Echinoderms are next with about 6,100 species. These are the starfish, brittle stars, sea urchins, sea dollars, sea cucumbers, and such, all have tube feet and occur only in marine environments. They are followed by the mammals with about 4,500 species, and lastly are the amphibians, the frogs, toads and salamanders, with about 4,200 species.
Vertebrates, the mammals, birds, reptiles, amphibians, and fish, those species with a backbone, number only about 44,000 species in total. They are but a tiny part of the animal kingdom. Yet we mammalian humans apparently are the only ones that seem to care about numbers and categories; we constantly strive to find more.
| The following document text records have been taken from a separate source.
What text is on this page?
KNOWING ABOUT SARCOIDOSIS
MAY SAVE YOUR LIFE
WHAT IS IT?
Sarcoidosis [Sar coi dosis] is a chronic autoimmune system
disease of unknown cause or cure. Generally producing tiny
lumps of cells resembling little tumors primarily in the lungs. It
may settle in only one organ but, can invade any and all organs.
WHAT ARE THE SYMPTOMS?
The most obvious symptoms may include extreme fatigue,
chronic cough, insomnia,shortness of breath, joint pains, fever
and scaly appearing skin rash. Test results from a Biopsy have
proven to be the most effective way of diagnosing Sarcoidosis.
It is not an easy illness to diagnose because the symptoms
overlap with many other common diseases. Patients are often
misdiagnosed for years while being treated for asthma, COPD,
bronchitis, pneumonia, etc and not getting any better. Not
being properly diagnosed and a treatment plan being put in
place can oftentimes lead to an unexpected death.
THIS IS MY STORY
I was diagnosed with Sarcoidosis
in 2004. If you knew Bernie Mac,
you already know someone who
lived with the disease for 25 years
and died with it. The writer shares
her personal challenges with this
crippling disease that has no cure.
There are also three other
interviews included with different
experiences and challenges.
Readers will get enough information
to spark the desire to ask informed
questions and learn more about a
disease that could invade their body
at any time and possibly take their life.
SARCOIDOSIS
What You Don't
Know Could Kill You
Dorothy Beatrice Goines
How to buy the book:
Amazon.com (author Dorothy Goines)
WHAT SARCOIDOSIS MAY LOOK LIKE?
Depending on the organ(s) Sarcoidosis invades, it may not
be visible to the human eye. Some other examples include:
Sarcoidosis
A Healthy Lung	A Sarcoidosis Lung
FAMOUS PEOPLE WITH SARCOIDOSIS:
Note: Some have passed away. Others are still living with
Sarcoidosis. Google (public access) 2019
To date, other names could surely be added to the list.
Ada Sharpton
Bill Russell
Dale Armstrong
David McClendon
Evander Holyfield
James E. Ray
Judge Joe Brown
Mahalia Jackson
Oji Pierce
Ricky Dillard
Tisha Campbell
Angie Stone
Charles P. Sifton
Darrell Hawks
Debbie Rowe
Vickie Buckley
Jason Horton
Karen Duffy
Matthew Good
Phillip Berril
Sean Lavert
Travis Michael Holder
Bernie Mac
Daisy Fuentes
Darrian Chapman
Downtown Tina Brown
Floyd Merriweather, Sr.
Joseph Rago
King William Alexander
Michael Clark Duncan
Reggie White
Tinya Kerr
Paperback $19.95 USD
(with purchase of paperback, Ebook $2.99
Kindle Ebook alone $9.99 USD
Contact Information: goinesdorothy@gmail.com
New species of whales, monkeys, deer, and birds, as well as far more forms of invertebrates, have been discovered in recent years. In future years, it is not unimaginable that the number of animal species on Earth could increase by a factor of 10 or more.
Yet, all the while, human activities throughout our planet are seriously affecting our animals. Pollution of all types is causing noticeably declines in amphibians, a group of animals that well may be our "canary in the cage." Land clearing for developments, grazing, and agriculture, also is leading to dreadful losses and declines. We know so little about the abundant species being lost. Their value for medicines, as one example, will never be known.